Bear with me while I think about Hollywood starlets.... I'll get to wine a little later.
Lindsey Lohans youth shone incandescently, showered with plaudits, feted for her precocious charm and ability. It seemed the world was going to be her oyster. Now it’s all expensive meltdowns, insurers refusing to cover her and convictions for driving under the influence. Of course it’s hard to know whether she’d have still had her breakdown if she hadn’t been so successful early, but it’s likely that the pressures of fame at such a young age didn’t help.
Chateau Tahbilk make two Marsannes, their everyday new release Marsanne, made with modern vinification, steel tanks, cool temperatures and protection from the deleterious effects of oxygen. Then there’s their 1927 Vines Marsanne, made in the traditional style, open top fermenters, no temperature control.
In their youth they could hardly be more different, the Marsanne is fresh, clean bursting with lime tinged tropical fruit notes, a beautifully modern wine. The 1927 vines is mute, there is next to no fruit, it seems to stare sullenly at you out of the glass, the effects of the oxygen during vinification showing like dirty smudges on a scrawny kids face. But like the children that get left to their own devices, the dirt and introspection only serve to hide a burgeoning character.
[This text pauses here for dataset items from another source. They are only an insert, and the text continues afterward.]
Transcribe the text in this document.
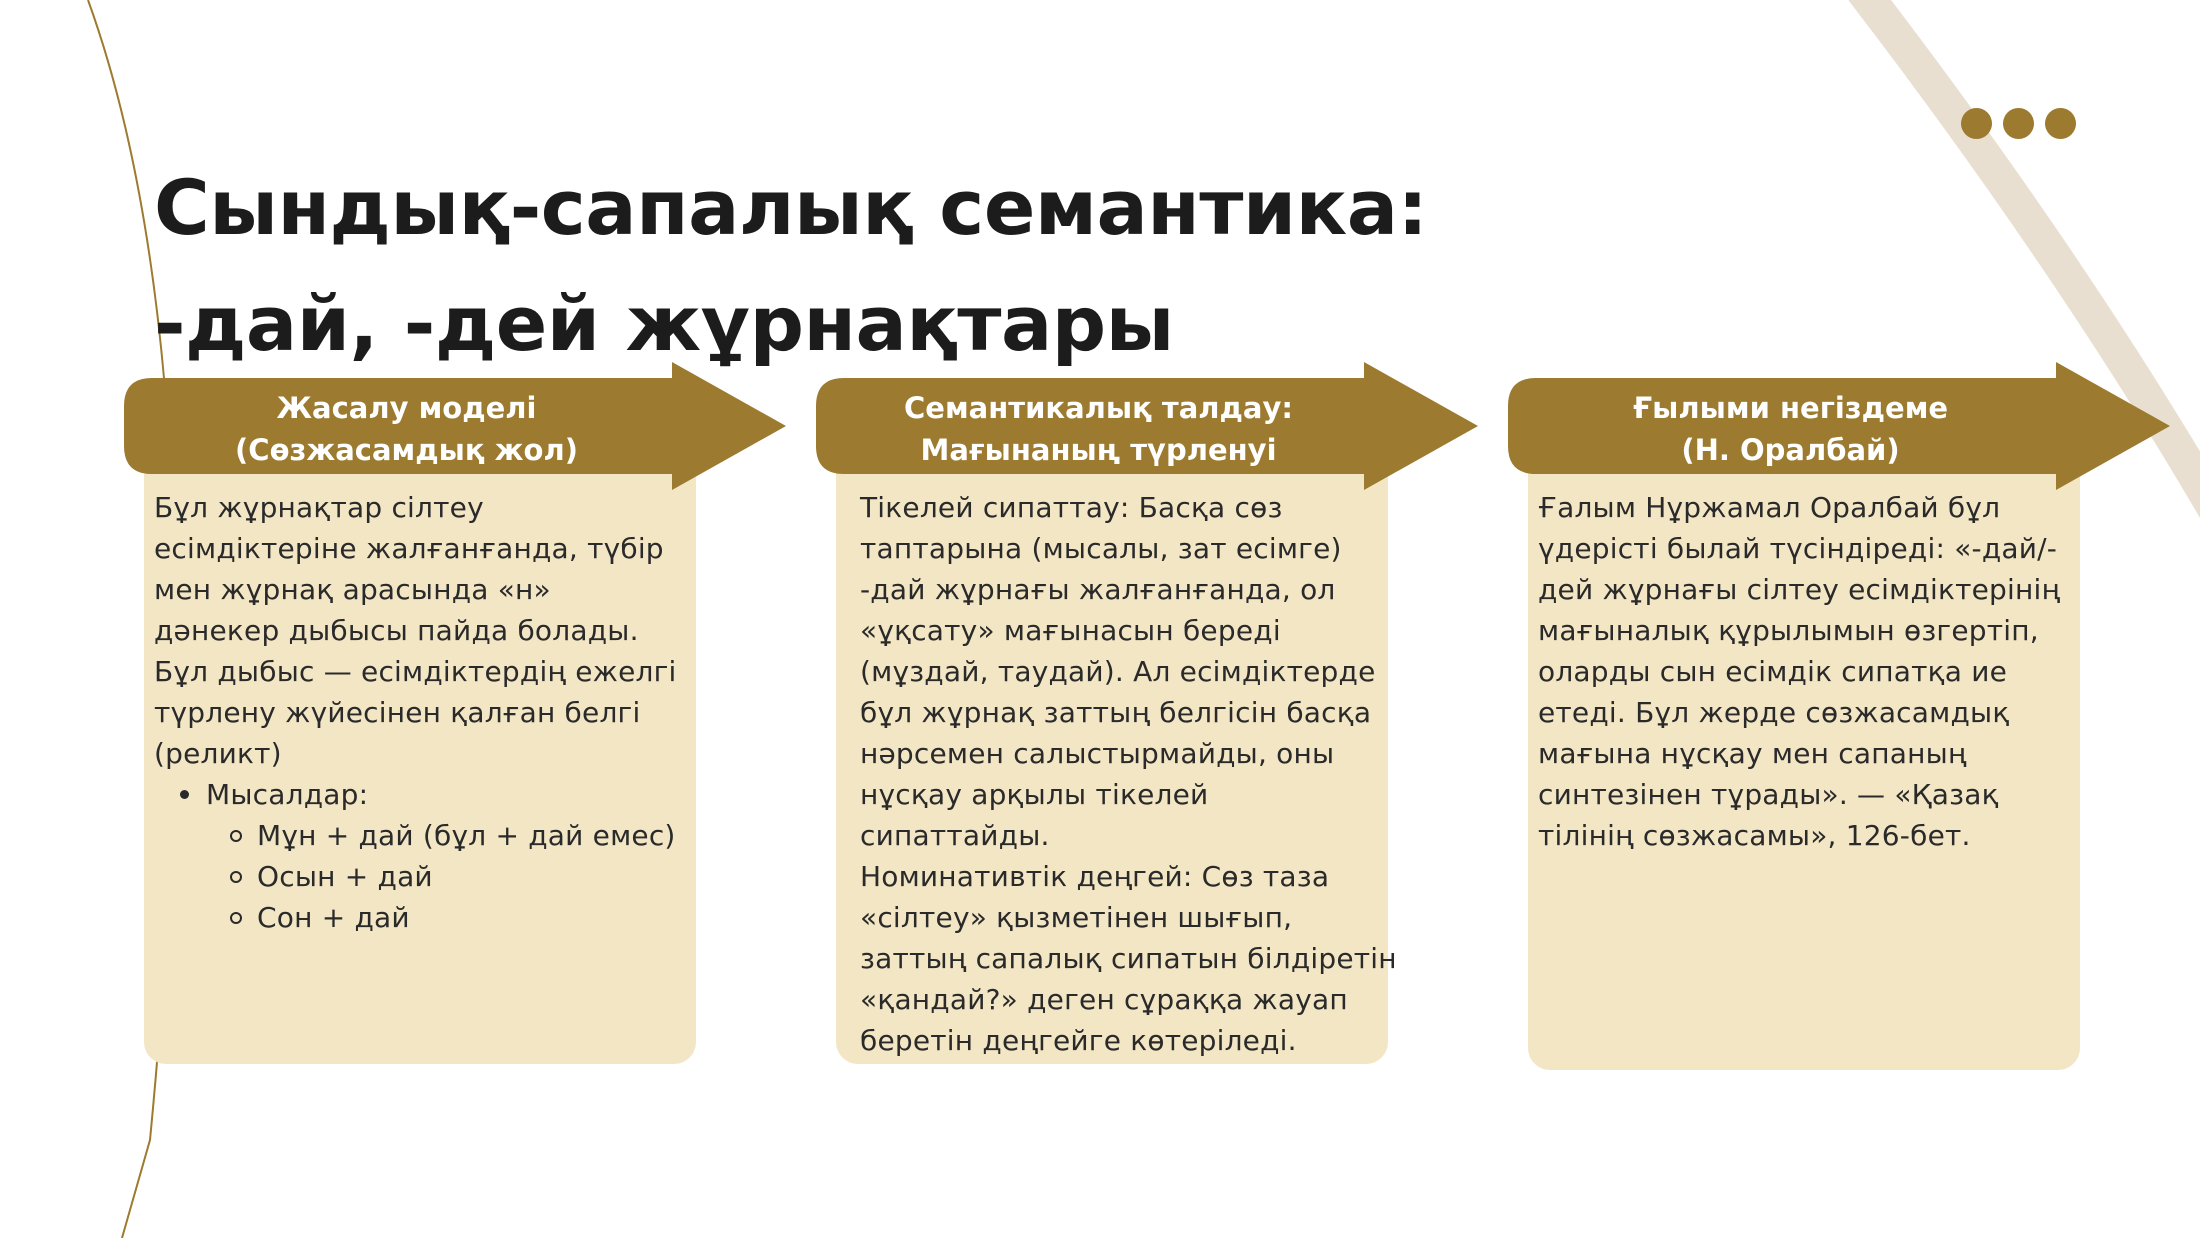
Сындық-сапалық семантика:
-дай, -дей жұрнақтары
Жасалу моделі
(Сөзжасамдық жол)
Бұл жұрнақтар сілтеу есімдіктеріне жалғанғанда, түбір мен жұрнақ арасында «н» дәнекер дыбысы пайда болады. Бұл дыбыс — есімдіктердің ежелгі түрлену жүйесінен қалған белгі (реликт)
Мысалдар:
Мұн + дай (бұл + дай емес)
Осын + дай
Сон + дай
Семантикалық талдау:
Мағынаның түрленуі
Тікелей сипаттау: Басқа сөз таптарына (мысалы, зат есімге) -дай жұрнағы жалғанғанда, ол «ұқсату» мағынасын береді (мұздай, таудай). Ал есімдіктерде бұл жұрнақ заттың белгісін басқа нәрсемен салыстырмайды, оны нұсқау арқылы тікелей сипаттайды.
Номинативтік деңгей: Сөз таза «сілтеу» қызметінен шығып, заттың сапалық сипатын білдіретін «қандай?» деген сұраққа жауап беретін деңгейге көтеріледі.
Ғылыми негіздеме
(Н. Оралбай)
Ғалым Нұржамал Оралбай бұл үдерісті былай түсіндіреді: «-дай/-дей жұрнағы сілтеу есімдіктерінің мағыналық құрылымын өзгертіп, оларды сын есімдік сипатқа ие етеді. Бұл жерде сөзжасамдық мағына нұсқау мен сапаның синтезінен тұрады». — «Қазақ тілінің сөзжасамы», 126-бет.
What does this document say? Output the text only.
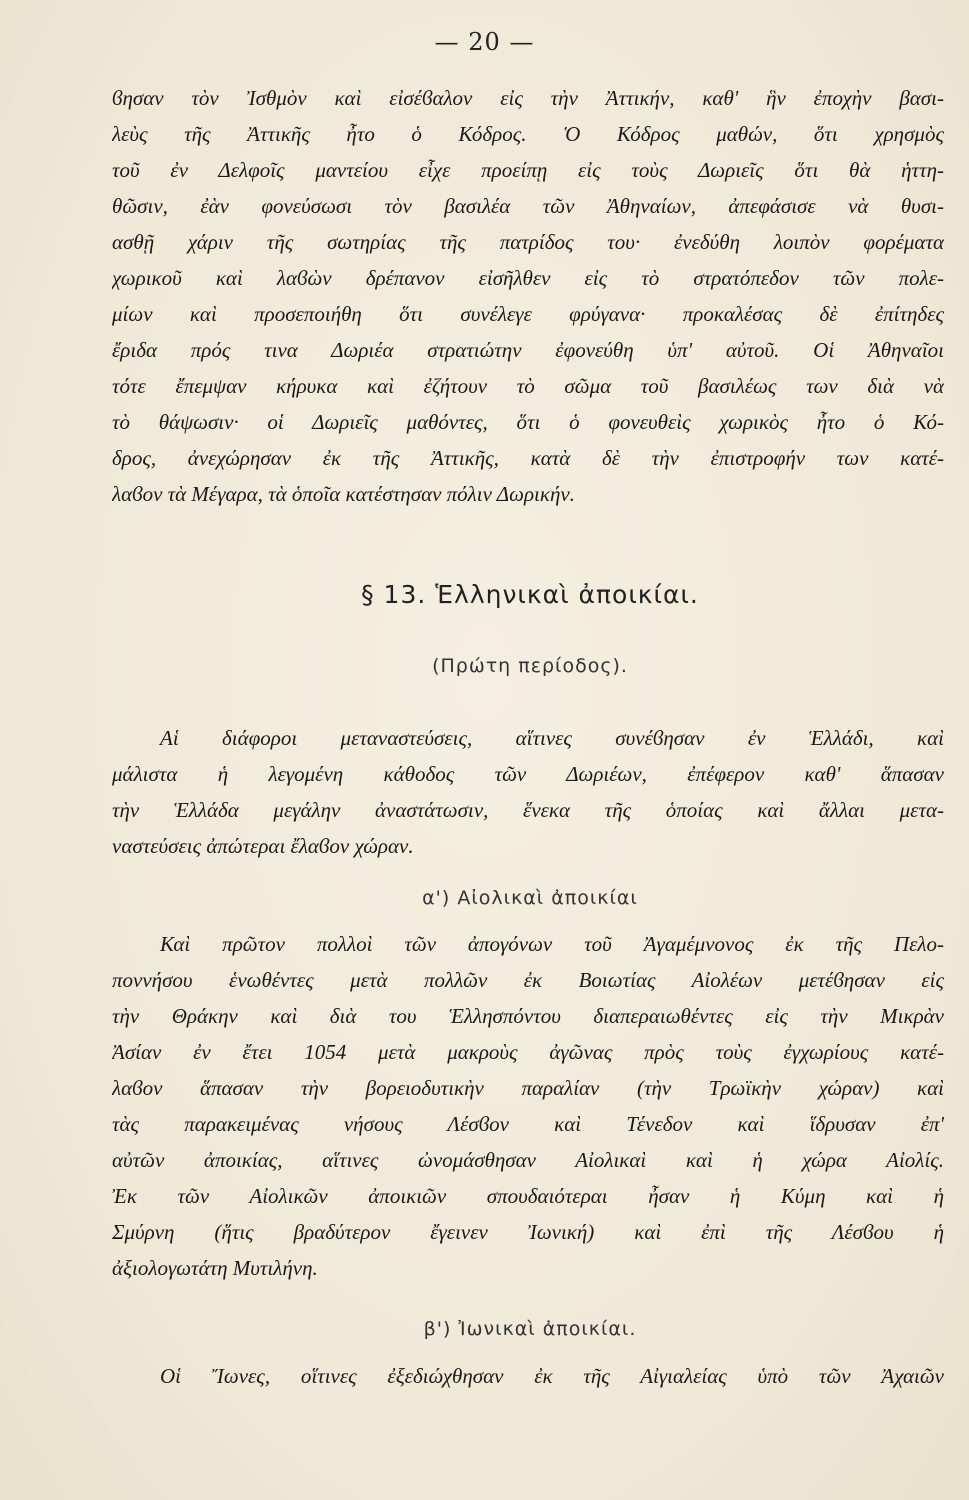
— 20 —
ϐησαν τὸν Ἰσθμὸν καὶ εἰσέϐαλον εἰς τὴν Ἀττικήν, καθ' ἣν ἐποχὴν βασι-
λεὺς τῆς Ἀττικῆς ἦτο ὁ Κόδρος. Ὁ Κόδρος μαθών, ὅτι χρησμὸς
τοῦ ἐν Δελφοῖς μαντείου εἶχε προείπῃ εἰς τοὺς Δωριεῖς ὅτι θὰ ἡττη-
θῶσιν, ἐὰν φονεύσωσι τὸν βασιλέα τῶν Ἀθηναίων, ἀπεφάσισε νὰ θυσι-
ασθῇ χάριν τῆς σωτηρίας τῆς πατρίδος του· ἐνεδύθη λοιπὸν φορέματα
χωρικοῦ καὶ λαϐὼν δρέπανον εἰσῆλθεν εἰς τὸ στρατόπεδον τῶν πολε-
μίων καὶ προσεποιήθη ὅτι συνέλεγε φρύγανα· προκαλέσας δὲ ἐπίτηδες
ἔριδα πρός τινα Δωριέα στρατιώτην ἐφονεύθη ὑπ' αὐτοῦ. Οἱ Ἀθηναῖοι
τότε ἔπεμψαν κήρυκα καὶ ἐζήτουν τὸ σῶμα τοῦ βασιλέως των διὰ νὰ
τὸ θάψωσιν· οἱ Δωριεῖς μαθόντες, ὅτι ὁ φονευθεὶς χωρικὸς ἦτο ὁ Κό-
δρος, ἀνεχώρησαν ἐκ τῆς Ἀττικῆς, κατὰ δὲ τὴν ἐπιστροφήν των κατέ-
λαϐον τὰ Μέγαρα, τὰ ὁποῖα κατέστησαν πόλιν Δωρικήν.
§ 13. Ἑλληνικαὶ ἀποικίαι.
(Πρώτη περίοδος).
Αἱ διάφοροι μεταναστεύσεις, αἵτινες συνέϐησαν ἐν Ἑλλάδι, καὶ
μάλιστα ἡ λεγομένη κάθοδος τῶν Δωριέων, ἐπέφερον καθ' ἅπασαν
τὴν Ἑλλάδα μεγάλην ἀναστάτωσιν, ἕνεκα τῆς ὁποίας καὶ ἄλλαι μετα-
ναστεύσεις ἀπώτεραι ἔλαϐον χώραν.
α') Αἰολικαὶ ἀποικίαι
Καὶ πρῶτον πολλοὶ τῶν ἀπογόνων τοῦ Ἀγαμέμνονος ἐκ τῆς Πελο-
ποννήσου ἑνωθέντες μετὰ πολλῶν ἐκ Βοιωτίας Αἰολέων μετέϐησαν εἰς
τὴν Θράκην καὶ διὰ του Ἑλλησπόντου διαπεραιωθέντες εἰς τὴν Μικρὰν
Ἀσίαν ἐν ἔτει 1054 μετὰ μακροὺς ἀγῶνας πρὸς τοὺς ἐγχωρίους κατέ-
λαϐον ἅπασαν τὴν βορειοδυτικὴν παραλίαν (τὴν Τρωϊκὴν χώραν) καὶ
τὰς παρακειμένας νήσους Λέσϐον καὶ Τένεδον καὶ ἵδρυσαν ἐπ'
αὐτῶν ἀποικίας, αἵτινες ὠνομάσθησαν Αἰολικαὶ καὶ ἡ χώρα Αἰολίς.
Ἐκ τῶν Αἰολικῶν ἀποικιῶν σπουδαιότεραι ἦσαν ἡ Κύμη καὶ ἡ
Σμύρνη (ἥτις βραδύτερον ἔγεινεν Ἰωνική) καὶ ἐπὶ τῆς Λέσϐου ἡ
ἀξιολογωτάτη Μυτιλήνη.
β') Ἰωνικαὶ ἀποικίαι.
Οἱ Ἴωνες, οἵτινες ἐξεδιώχθησαν ἐκ τῆς Αἰγιαλείας ὑπὸ τῶν Ἀχαιῶν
Fast forward five years, the Tahbilk Marsanne is reaching its prime, the lime like fruit turning waxy, salt like secondary charcters ring minerally tones, there is a richness and elegance that is very appealing. The 1927 Vines on the other hand has only just started to wake. Stripped of its overtly fruity phenolics when young, there is much less to oxidise and brown when older. As such the ravages of time that nag at the heart of fresher and fruitier styles leave it comparatively unharmed. Instead, good oxidation, the wonderfully subtle passing of youth works its magic, salt caramel, hazelnuts, glimpses of white flowers and the moreishness of madeira all start to appear. Its lithe marathon runner physique hits its stride, it’s a wine with easily another 20 years of bottle ageing ahead of it.
The contrast in ageability and styles of the two Tahbilk Marsannes is more than of just passing interest. Instead I believe it casts a very interesting light on the issue of Premox in Burgundy, premature oxidation of the finer white wines from the Cote de Beaune has been one of the regions bugbears for the last decade. Undermining the confidence that consumers once had in these princes of the white wine firmament. But looking at tasting notes of recent bottlings and younger vintages I’m struck by just how drinkable they often are, of course I never tasted the twenty year old bottles that I’ve had in their youth, but I can look back at others tasting notes. They regularly allude to the wines being difficult, tight, of the need for bottle age. Notice the word I use is need, not benefit. Time for that good oxidation to fill the gaps, only now those gaps aren’t there, instead we have soft appealing fruitiness, all ready to bruise and brown at the first sign of age.